2009-06-07 49 -122
At the base of Mt. Burwell, near the Seymour Falls Dam.
 Getting to Lynn Canyon
I wound up leaving UBC around 9, and biked to the SeaBus station downtown from there. I arrived just in time for a 29 minute wait for the SeaBus, and started regretting not having brought a book along with me. However, I was soon joined by two friendly cyclists, and we started talking about our destinations. They advised me to take the 228 to Lynn Canyon, which would take a large part of the elevation gain out of my ride. The two cyclists, veterans of the area, had a debate about whether I'd be able to make it past "the gate" to get where I wanted. Their verdict was yes. I was confused.
This was the first time I'd been on the SeaBus, and only managed to find the 228 stop just as the bus was about to leave. The driver looked irritated at me for pulling up in front at the last minute to put my bike on, but did not opt to drive me over.
On the bus ride up to Lynn Canyon, another friendly transit user struck up a conversation with me. Apparently I looked lost. He told me where to get off.
 Getting to the Watershed
Once off the bus, I took another look at my Google Maps directions, which turned out to be completely baffling. Surprise? Anyway, I decided to start following the mob of hikers, and was soon on a footbridge across the Capilano. Seemed right. I followed the trail from there and wound up at a confusingly busy information centre and picnic area, and no sign of the road Google thought I should be on. With the sun shining, it seemed everybody and their sister's child's dog was there. My plans to stop and have a solitary lunch were dashed, so I started looking around.
Turns out I did not need to look far -- there was a signpost with a very convenient "Seymour Dam - 11 km" on it, pointing to a large paved trail. I set forth on my bike, alternating between biking at about 30 km, and taking photos of the wonderful British Columbian vistas while coasting at about 15 km. There were picnic areas about every kilometre along the trail, so I stopped at one for some crackers and lentil soup.
I eventually wound up at a turn off for the "Seymour Dam and Hatchery via Old Growth Trail", and set out upon it. It was a smaller, unpaved trail which followed the Seymour River. I hugged some old growth trees for my mom.
 Hiking Around the Watershed
The trail wound up at the Hatchery, about 3 km from the hashpoint. Walking my bike by the hatchery, I found the Seymour Mainline -- the road that Google Maps had told me to take. (Clearly, the hiking trails I was on are not in its database.) I followed the Mainline up to a large and intimidating -- and very closed -- gate advertising the area behind it as the city watershed.
Noticing the fence cut off a few metres west of the gate, I decided to hope that the hashpoint would be west of the watershed. I locked up my bike near the gate, and changed into my hiking boots. I took my backpack out of one my panniers and filled with it all my food, rather than leave it behind and try to bear-proof it.

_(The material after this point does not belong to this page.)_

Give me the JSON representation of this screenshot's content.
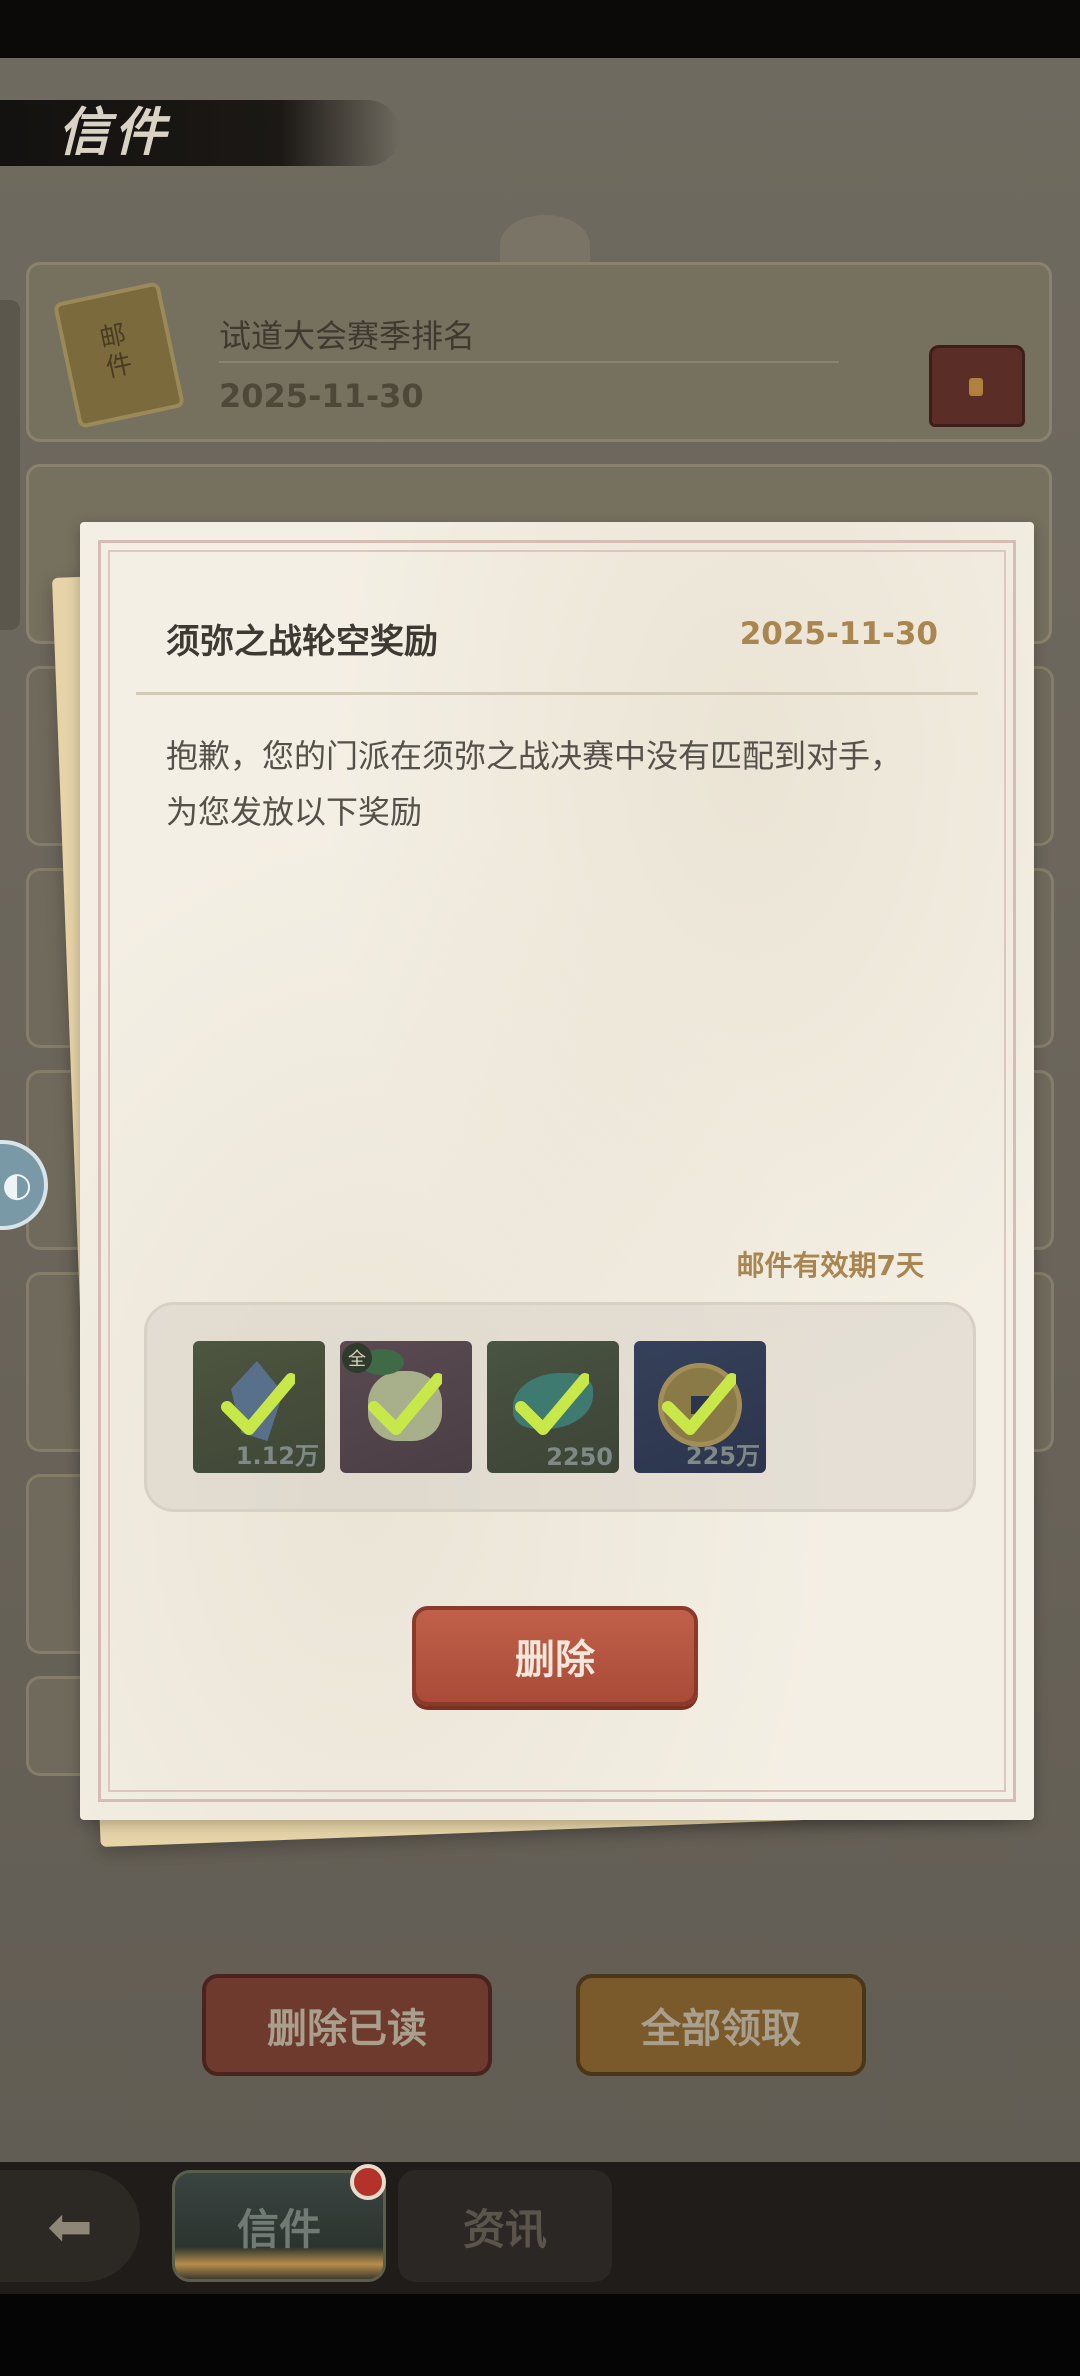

I set forth with my GPS and found the fence indeed went northwards, not more westwards. I began trailblazing, following the fence for about a kilometre before it abruptly turned west. Seeing as I was still east of the hashpoint at this point, I continued following the fence. The terrain was fairly challenging, and I accidentally destroyed more spider webs than I'd care to admit to. I made an incredible ruckus stepping on twigs and moving foliage that I'm pretty certain all the wildlife in the area heard me coming pretty far in advance. I still made a point of singing and clapping my hands, just to be prudent.
I followed the fence for about half a kilometre, going over a small ravine in the process, before I suddenly came to the end of the fence. The watershed was clearly not closed off on all ends -- this fence just ended. I stood there at the ending of the fence for about five minutes debating whether to proceed any further. I could have easily just started walking north from this point, but the signs left at that point really seemed to indicate that I should pretend the fence extended westwards infinitely. Since the signs had made it rather clear that north of this point was technically watershed area, I sighed and turned around. I'd came 1.7 km away from the point; it was 13:30, and the weather was still beautiful.
 The Journey Back
I hiked back to my bike, at a rate which accelerated considerably when I noticed signs of bear habitation along the way. My bike was untouched; I reorganised my stuff and went back to the Hatchery. I explored the area, and checked out more of the Seymour River. Eventually, the clouds took over and I decided it would be nice to get home for dinner. I biked back to the 228 bus stop that I'd gotten off at, and then getting my bearings, biked back to the SeaBus terminal from there.
I arrived at Lonsdale Quay to, of course, see the SeaBus departing. Soon distracted by a sign written in pseudocode advertising coffee, I began a search for its originating Cafe. After about 10 minutes of searching, however, it was not to be found. A pity -- I had appreciated the advertisement.
I wound up on the SeaBus not to long thereafter, and biked back to UBC from downtown. Got back home at 18:30, just in time to make some dinner after a nice expedition in the forests.